Step 22: Run the Script
Run the script from the following command:
python run_lfm2vl16.py
This will load the model and generate the response on terminal.
Step 23: Create the Script
Create a file (ex: # lfm2vl3b.py) and add the following code:
import torch
from PIL import ImageOps
from transformers import AutoProcessor, AutoModelForImageTextToText
from transformers.image_utils import load_image
MODEL_ID = "LiquidAI/LFM2-VL-3B"
use_bf16 = torch.cuda.is_available() and torch.cuda.is_bf16_supported()
dtype = torch.bfloat16 if use_bf16 else torch.float16
print(f"Loading {MODEL_ID} with dtype={dtype} ...")

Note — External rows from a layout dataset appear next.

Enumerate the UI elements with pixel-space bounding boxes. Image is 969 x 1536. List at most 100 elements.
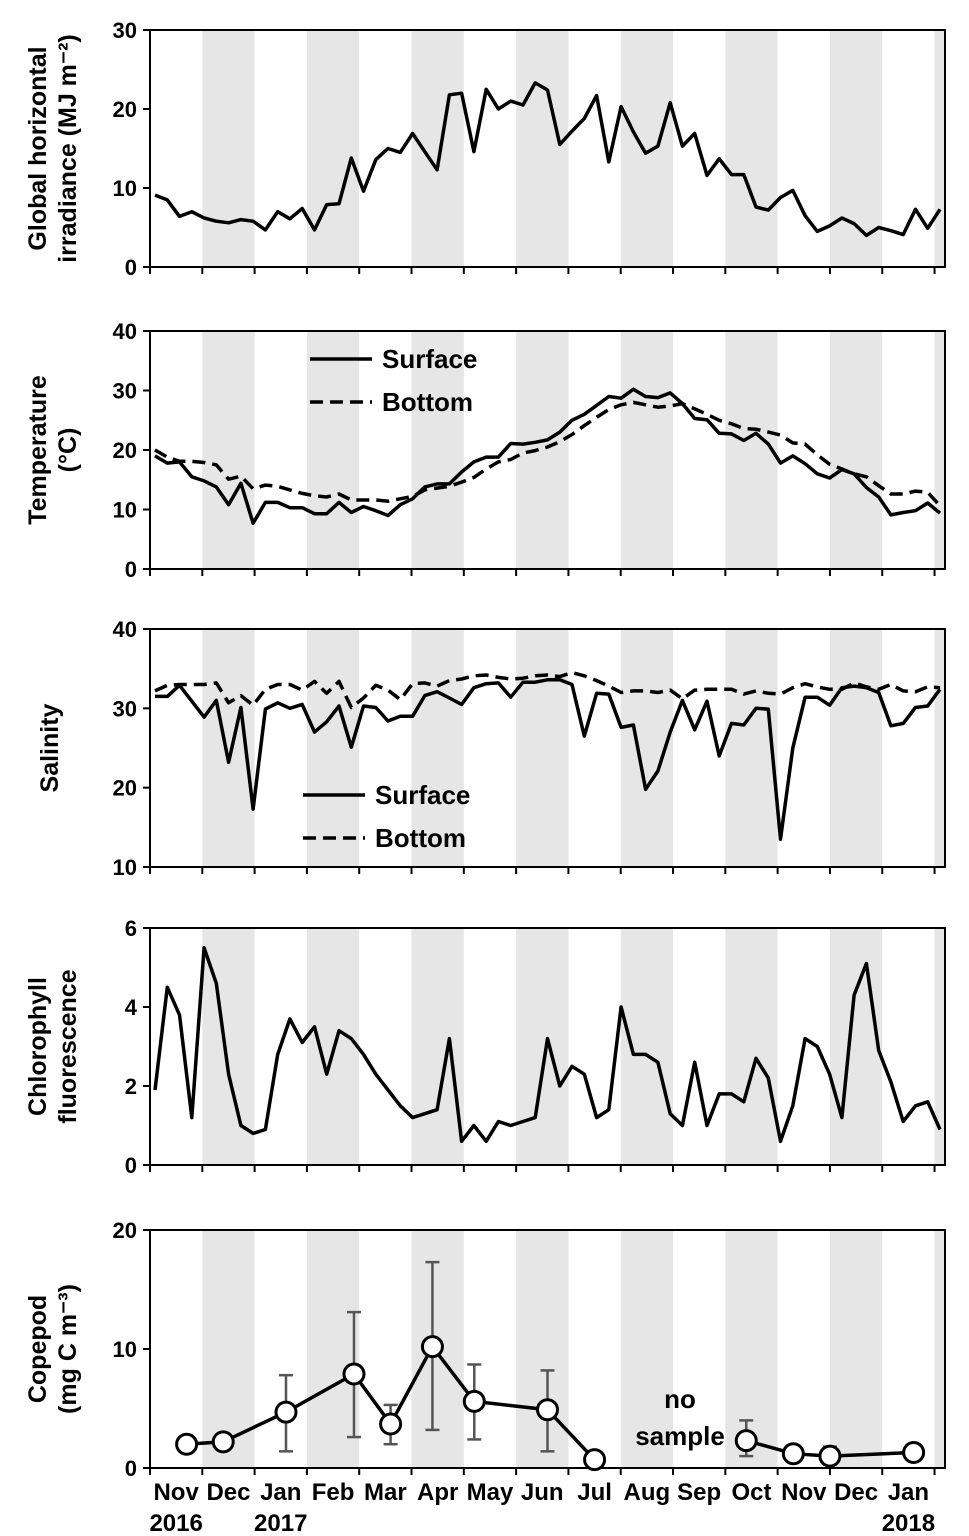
legend-label-bottom: Bottom <box>382 387 473 417</box>
y-tick-label: 10 <box>113 498 137 523</box>
month-band <box>934 629 945 867</box>
copepod-panel: 0 10 20 Copepod (mg C m⁻³) no sample <box>24 1218 946 1481</box>
x-axis-labels: Nov Dec Jan Feb Mar Apr May Jun Jul Aug Sep Oct Nov D… <box>149 1479 935 1536</box>
month-label: Jan <box>260 1479 301 1506</box>
y-tick-label: 0 <box>125 1456 137 1481</box>
month-label: Mar <box>364 1479 407 1506</box>
month-band <box>411 928 464 1165</box>
month-band <box>725 629 778 867</box>
month-band <box>934 1230 945 1468</box>
month-label: Jul <box>577 1479 612 1506</box>
month-band <box>829 1230 883 1468</box>
copepod-point <box>902 1441 926 1465</box>
month-band <box>829 928 883 1165</box>
month-label: Oct <box>731 1479 771 1506</box>
copepod-point <box>420 1335 444 1359</box>
month-band <box>934 928 945 1165</box>
no-sample-annotation: sample <box>635 1421 725 1451</box>
y-axis-title: Temperature <box>24 375 52 525</box>
month-band <box>620 1230 674 1468</box>
copepod-point <box>274 1400 298 1424</box>
year-label: 2018 <box>882 1510 935 1536</box>
month-band <box>516 1230 569 1468</box>
month-band <box>725 1230 778 1468</box>
month-band <box>411 30 464 267</box>
month-band <box>829 331 883 569</box>
y-tick-label: 20 <box>113 1218 137 1243</box>
month-label: Nov <box>153 1479 199 1506</box>
copepod-point <box>818 1444 842 1468</box>
month-band <box>202 30 255 267</box>
y-axis-title: Chlorophyll <box>24 977 52 1116</box>
month-band <box>516 30 569 267</box>
month-band <box>202 1230 255 1468</box>
y-tick-label: 30 <box>113 696 137 721</box>
copepod-point <box>342 1362 366 1386</box>
copepod-point <box>583 1448 607 1472</box>
legend-label-surface: Surface <box>382 344 477 374</box>
copepod-point <box>734 1429 758 1453</box>
irradiance-panel: 0 10 20 30 Global horizontal irradiance (MJ m… <box>24 18 946 280</box>
y-axis-title: Global horizontal <box>24 46 52 250</box>
month-band <box>620 928 674 1165</box>
month-band <box>934 331 945 569</box>
month-band <box>306 331 360 569</box>
y-tick-label: 0 <box>125 1153 137 1178</box>
month-band <box>411 331 464 569</box>
series-line <box>154 81 942 238</box>
year-label: 2016 <box>149 1510 202 1536</box>
copepod-point <box>462 1389 486 1413</box>
month-band <box>829 629 883 867</box>
bottom-line <box>154 400 942 508</box>
y-tick-label: 40 <box>113 617 137 642</box>
copepod-point <box>175 1432 199 1456</box>
month-band <box>306 1230 360 1468</box>
surface-line <box>155 678 942 841</box>
month-label: Jun <box>521 1479 564 1506</box>
month-band <box>202 331 255 569</box>
month-band <box>725 30 778 267</box>
y-axis-title: irradiance (MJ m⁻²) <box>54 34 82 263</box>
month-label: May <box>467 1479 514 1506</box>
chlorophyll-panel: 0 2 4 6 Chlorophyll fluorescence <box>24 916 946 1178</box>
legend-label-bottom: Bottom <box>375 823 466 853</box>
month-band <box>725 331 778 569</box>
plot-frame <box>149 927 946 1166</box>
salinity-panel: 10 20 30 40 Salinity Surface Bottom <box>36 617 946 880</box>
month-label: Dec <box>206 1479 250 1506</box>
month-band <box>620 30 674 267</box>
legend-label-surface: Surface <box>375 780 470 810</box>
copepod-point <box>211 1430 235 1454</box>
month-label: Jan <box>888 1479 929 1506</box>
y-tick-label: 30 <box>113 379 137 404</box>
y-tick-label: 20 <box>113 97 137 122</box>
y-axis-title: Copepod <box>24 1295 52 1403</box>
bottom-line <box>154 670 941 710</box>
y-tick-label: 2 <box>125 1074 137 1099</box>
copepod-point <box>781 1442 805 1466</box>
y-tick-label: 20 <box>113 438 137 463</box>
plot-frame <box>149 628 946 868</box>
month-label: Sep <box>677 1479 721 1506</box>
y-tick-label: 40 <box>113 319 137 344</box>
month-band <box>516 629 569 867</box>
month-label: Feb <box>312 1479 355 1506</box>
month-label: Nov <box>781 1479 827 1506</box>
series-line <box>153 946 942 1144</box>
year-label: 2017 <box>254 1510 307 1536</box>
y-tick-label: 0 <box>125 255 137 280</box>
y-tick-label: 10 <box>113 1337 137 1362</box>
copepod-line <box>745 1438 914 1458</box>
month-label: Aug <box>624 1479 671 1506</box>
month-band <box>411 629 464 867</box>
plot-frame <box>149 29 946 268</box>
month-label: Apr <box>417 1479 458 1506</box>
copepod-point <box>536 1398 559 1422</box>
y-axis-title: (mg C m⁻³) <box>54 1284 82 1414</box>
month-band <box>934 30 945 267</box>
y-tick-label: 6 <box>125 916 137 941</box>
month-band <box>516 928 569 1165</box>
copepod-point <box>379 1412 403 1436</box>
y-tick-label: 4 <box>125 995 138 1020</box>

model = AutoModelForImageTextToText.from_pretrained(
MODEL_ID,
device_map="auto",
dtype=dtype, # use dtype (not torch_dtype)
)
processor = AutoProcessor.from_pretrained(MODEL_ID)
# Sample image
url = "https://www.ilankelman.org/stopsigns/australia.jpg"
image = load_image(url)
# Keep aspect ratio; cap long side at 512 to control vision tokens
image = ImageOps.contain(image, (512, 512))
conversation = [
{
"role": "user",
"content": [
{"type": "image", "image": image},
{"type": "text", "text": "Describe this image in one concise sentence."},
],
},
]
inputs = processor.apply_chat_template(
conversation,
add_generation_prompt=True,
return_tensors="pt",
return_dict=True,
tokenize=True,
).to(model.device)
gen_kwargs = dict(max_new_tokens=96, do_sample=False, repetition_penalty=1.05)

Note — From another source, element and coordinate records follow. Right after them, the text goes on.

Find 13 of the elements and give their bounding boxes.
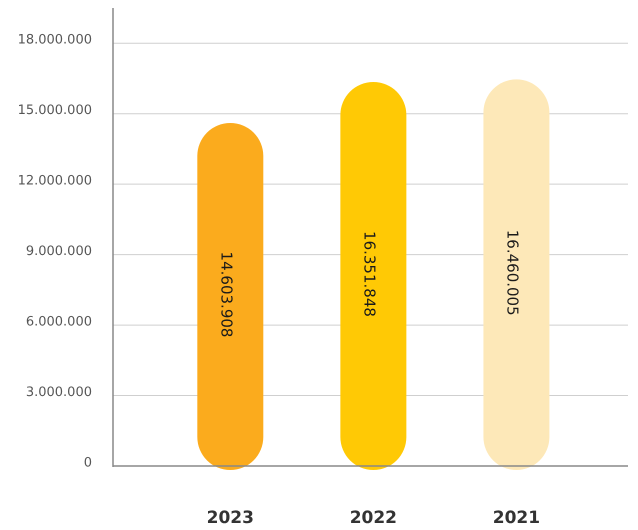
y-tick-label: 9.000.000 <box>26 244 92 260</box>
y-tick-label: 15.000.000 <box>18 103 92 118</box>
y-tick-label: 12.000.000 <box>18 174 92 189</box>
y-tick-label: 18.000.000 <box>18 32 92 48</box>
y-tick-label: 6.000.000 <box>26 314 92 330</box>
data-label: 16.460.005 <box>503 230 522 316</box>
data-label: 16.351.848 <box>360 231 378 317</box>
data-label: 14.603.908 <box>217 252 236 338</box>
y-tick-label: 0 <box>84 456 92 470</box>
x-tick-label: 2021 <box>492 508 540 528</box>
y-tick-label: 3.000.000 <box>26 385 92 400</box>
x-tick-label: 2022 <box>350 508 398 528</box>
x-tick-label: 2023 <box>206 508 254 528</box>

with torch.autocast("cuda", dtype=dtype):
out = model.generate(**inputs, **gen_kwargs)
print("\n=== OUTPUT ===")
print(processor.batch_decode(out, skip_special_tokens=True)[0])
What This Script Does
- Loads the LFM2-VL-3B multimodal model and its processor on GPU using bfloat16 or float16 precision.
- Downloads a sample street-scene image, resizing it to 512 px on the long side to limit vision tokens.

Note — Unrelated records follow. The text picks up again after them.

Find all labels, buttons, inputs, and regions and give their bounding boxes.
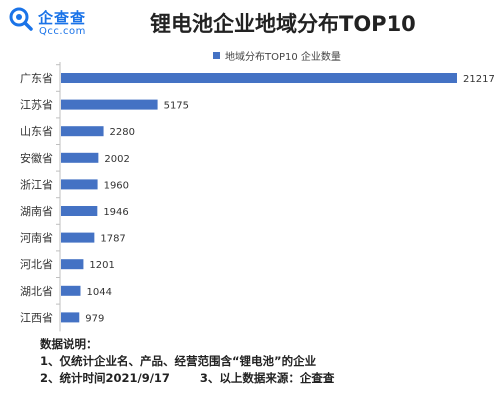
bar [61, 285, 81, 296]
category-label: 山东省 [20, 125, 53, 138]
data-notes: 数据说明： 1、仅统计企业名、产品、经营范围含“锂电池”的企业 2、统计时间20… [40, 336, 334, 387]
notes-line-2: 2、统计时间2021/9/17 3、以上数据来源：企查查 [40, 370, 334, 387]
category-label: 湖北省 [20, 285, 53, 298]
bar-value-label: 21217 [463, 74, 495, 85]
category-label: 江苏省 [20, 99, 53, 112]
bar [61, 312, 80, 323]
bar-value-label: 1044 [86, 287, 111, 298]
bar [61, 152, 99, 163]
bar [61, 179, 98, 190]
category-label: 广东省 [20, 72, 53, 85]
category-label: 浙江省 [20, 178, 53, 191]
bar [61, 232, 95, 243]
category-label: 河北省 [20, 258, 53, 271]
chart-title: 锂电池企业地域分布TOP10 [150, 12, 416, 36]
bar-value-label: 1960 [104, 180, 129, 191]
category-label: 安徽省 [20, 151, 53, 165]
category-label: 河南省 [20, 232, 53, 245]
bar-value-label: 2280 [110, 127, 135, 138]
bar-value-label: 979 [85, 313, 104, 324]
notes-date: 2、统计时间2021/9/17 [40, 371, 170, 385]
notes-heading: 数据说明： [40, 337, 98, 351]
chart-legend: 地域分布TOP10 企业数量 [213, 48, 341, 63]
bar-value-label: 1201 [89, 260, 114, 271]
bar-value-label: 1787 [100, 234, 125, 245]
logo-domain: Qcc.com [39, 26, 86, 37]
category-label: 湖南省 [20, 205, 53, 218]
legend-swatch [213, 52, 220, 59]
bar-value-label: 5175 [164, 101, 189, 112]
qcc-logo: 企查查 Qcc.com [8, 6, 128, 40]
logo-brand-name: 企查查 [38, 9, 87, 27]
bar [61, 259, 84, 270]
notes-line-1: 1、仅统计企业名、产品、经营范围含“锂电池”的企业 [40, 354, 317, 368]
bar [61, 73, 457, 83]
bar [61, 126, 104, 137]
bar [61, 206, 98, 216]
bar-value-label: 2002 [104, 154, 129, 165]
bar-chart: 广东省 21217 江苏省 5175 山东省 2280 安徽省 2002 浙江省 1960 湖南省 1… [20, 62, 495, 332]
category-label: 江西省 [20, 311, 53, 324]
notes-source: 3、以上数据来源：企查查 [199, 371, 335, 385]
logo-magnifier-icon [9, 7, 33, 31]
bar-value-label: 1946 [103, 207, 128, 218]
legend-label: 地域分布TOP10 企业数量 [225, 52, 341, 63]
bar [61, 99, 158, 110]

- Constructs a ChatML-style conversation containing both the image and a concise text prompt.
- Runs deterministic text generation (
do_sample=False, max_new_tokens=96) to produce the model’s reply.
- Decodes and prints the generated one-sentence image description in the terminal output.
Step 24: Run the Script
Run the script from the following command:
python run_lfm2vl3b.py
This will load the model and generate the response on terminal.
Conclusion
You’ve gone end-to-end—from provisioning a GPU VM on NodeShift to installing CUDA-aligned PyTorch, setting up a clean Python 3.11 env, and running LiquidAI’s LFM2-VL models at three scales (450M, 1.6B, and 3B). You validated terminal inference, then upgraded the experience with a lightweight Gradio UI for drag-and-drop image queries. With this foundation, you can tune speed/quality via precision and token limits, swap GPUs based on budget and latency needs, and confidently scale from quick prototyping to production-grade multimodal apps. Next steps: wire in your own images/datasets, add LoRA fine-tuning for your domain, and wrap the app with basic auth/logging to ship it safely.